A FutureBuilder widget enables us to asynchronously render a widget for an incoming future of entity. The FutureBuilder expects two parameters: an incoming future on which the rendering happens in an asynchronous manner, and a builder method which handles how the operation happens when the Future completes. Like we saw earlier, a Future has two states: completed and uncompleted. The FutureBuilder waits for the future operation to be completed, and once its done the resultant data is rendered onto the widget within the builder method.

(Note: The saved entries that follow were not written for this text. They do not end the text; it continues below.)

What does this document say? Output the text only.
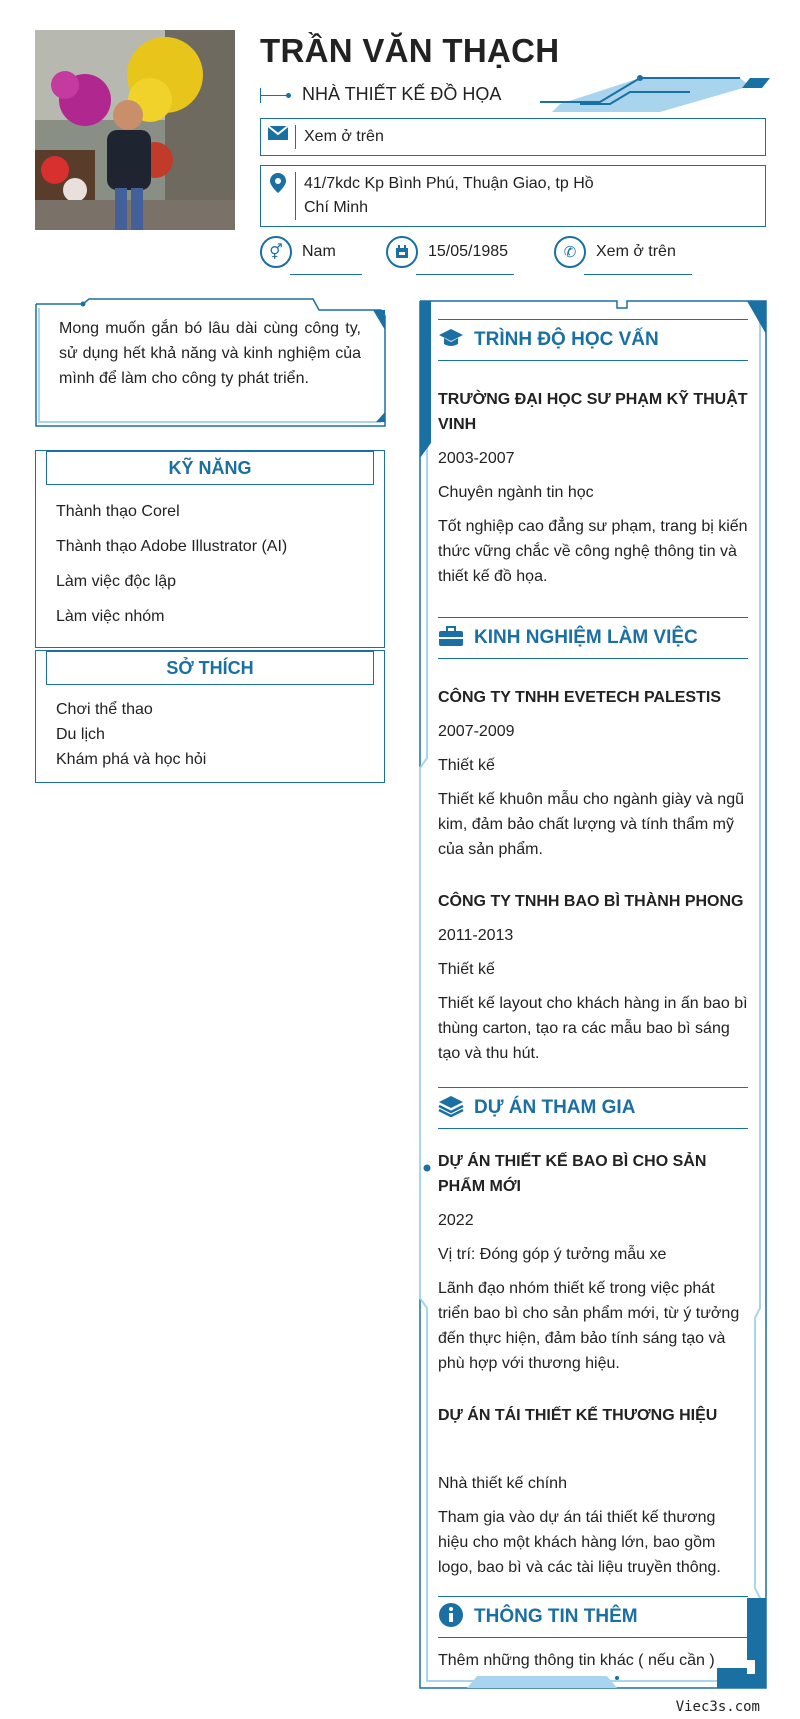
TRẦN VĂN THẠCH
NHÀ THIẾT KẾ ĐỒ HỌA
Xem ở trên
41/7kdc Kp Bình Phú, Thuận Giao, tp Hồ Chí Minh
⚥ Nam	15/05/1985	✆ Xem ở trên
Mong muốn gắn bó lâu dài cùng công ty, sử dụng hết khả năng và kinh nghiệm của mình để làm cho công ty phát triển.
KỸ NĂNG
Thành thạo Corel
Thành thạo Adobe Illustrator (AI)
Làm việc độc lập
Làm việc nhóm
SỞ THÍCH
Chơi thể thao
Du lịch
Khám phá và học hỏi
TRÌNH ĐỘ HỌC VẤN
TRƯỜNG ĐẠI HỌC SƯ PHẠM KỸ THUẬT VINH
2003-2007
Chuyên ngành tin học
Tốt nghiệp cao đẳng sư phạm, trang bị kiến thức vững chắc về công nghệ thông tin và thiết kế đồ họa.
KINH NGHIỆM LÀM VIỆC
CÔNG TY TNHH EVETECH PALESTIS
2007-2009
Thiết kế
Thiết kế khuôn mẫu cho ngành giày và ngũ kim, đảm bảo chất lượng và tính thẩm mỹ của sản phẩm.
CÔNG TY TNHH BAO BÌ THÀNH PHONG
2011-2013
Thiết kế
Thiết kế layout cho khách hàng in ấn bao bì thùng carton, tạo ra các mẫu bao bì sáng tạo và thu hút.
DỰ ÁN THAM GIA
DỰ ÁN THIẾT KẾ BAO BÌ CHO SẢN PHẨM MỚI
2022
Vị trí: Đóng góp ý tưởng mẫu xe
Lãnh đạo nhóm thiết kế trong việc phát triển bao bì cho sản phẩm mới, từ ý tưởng đến thực hiện, đảm bảo tính sáng tạo và phù hợp với thương hiệu.
DỰ ÁN TÁI THIẾT KẾ THƯƠNG HIỆU
Nhà thiết kế chính
Tham gia vào dự án tái thiết kế thương hiệu cho một khách hàng lớn, bao gồm logo, bao bì và các tài liệu truyền thông.
THÔNG TIN THÊM
Thêm những thông tin khác ( nếu cần )
Viec3s.com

In our case, we wrap our ListView widget with a FutureBuilder where we tie this FutureBuilder onto the Future<List<Item>> result given out by the getPosts() method.

#my_list_view.dart#

import 'package:flutter/material.dart';
import 'package:helloworldapp/article_tile.dart';
import 'package:helloworldapp/models/item.dart';

class MyListView extends StatelessWidget {
  final Future<List<Item>> items;

  MyListView({this.items});

  @override
  Widget build(BuildContext context) {
    return FutureBuilder(
      future: items,
      builder: (context, snapshot) {

        // operation for completed state
        if (snapshot.hasData) {
          return ListView.builder(
              itemCount: snapshot.data.length,
              itemBuilder: (context, index) {
                var item = snapshot.data[index];
                return ArticleTile(item);
              });
        }

        // spinner for uncompleted state
        return SpinnerWidget();
      },
    );
  }
}

#article_list_page.dart#

import 'package:flutter/cupertino.dart';
import 'package:flutter/material.dart';
import 'package:helloworldapp/my_list_view.dart';
import 'package:helloworldapp/services/post_service.dart';

class ArticleListPage extends StatelessWidget {
  final String title;
  ArticleListPage(this.title);
  
  // get Future<List<Items>> via the postService
  var items = PostService().getPosts();
  
  @override
  Widget build(BuildContext context) {
    return Scaffold(
        appBar: AppBar(
          title: Text(title),
        ),
        body: MyListView(
          items: items,
        ));
  }
}

Where the SpinnerWidget is a Spinner to the center of the View designed as below:


import 'package:flutter/material.dart';

class SpninnerWidget extends StatelessWidget {
  @override
  Widget build(BuildContext context) {
    return Center(
      child: Container(
          alignment: AlignmentDirectional.bottomCenter,
          child: Column(
            children: <Widget>[
              CircularProgressIndicator(),
            ],
            mainAxisAlignment: MainAxisAlignment.spaceAround,
            crossAxisAlignment: CrossAxisAlignment.center,
          )),
    );
  }
}

Once we link all these items together, we have the below result in place:

data/Admin/2020/4/api-debug-render.PNG

This way, we make use of the FutureBuilder widget to defer the rendering of the targeted widget for an asynchronous operation, thereby successfully completing our first blog app which loads data from an API and results in a simple blog home page along with individual details.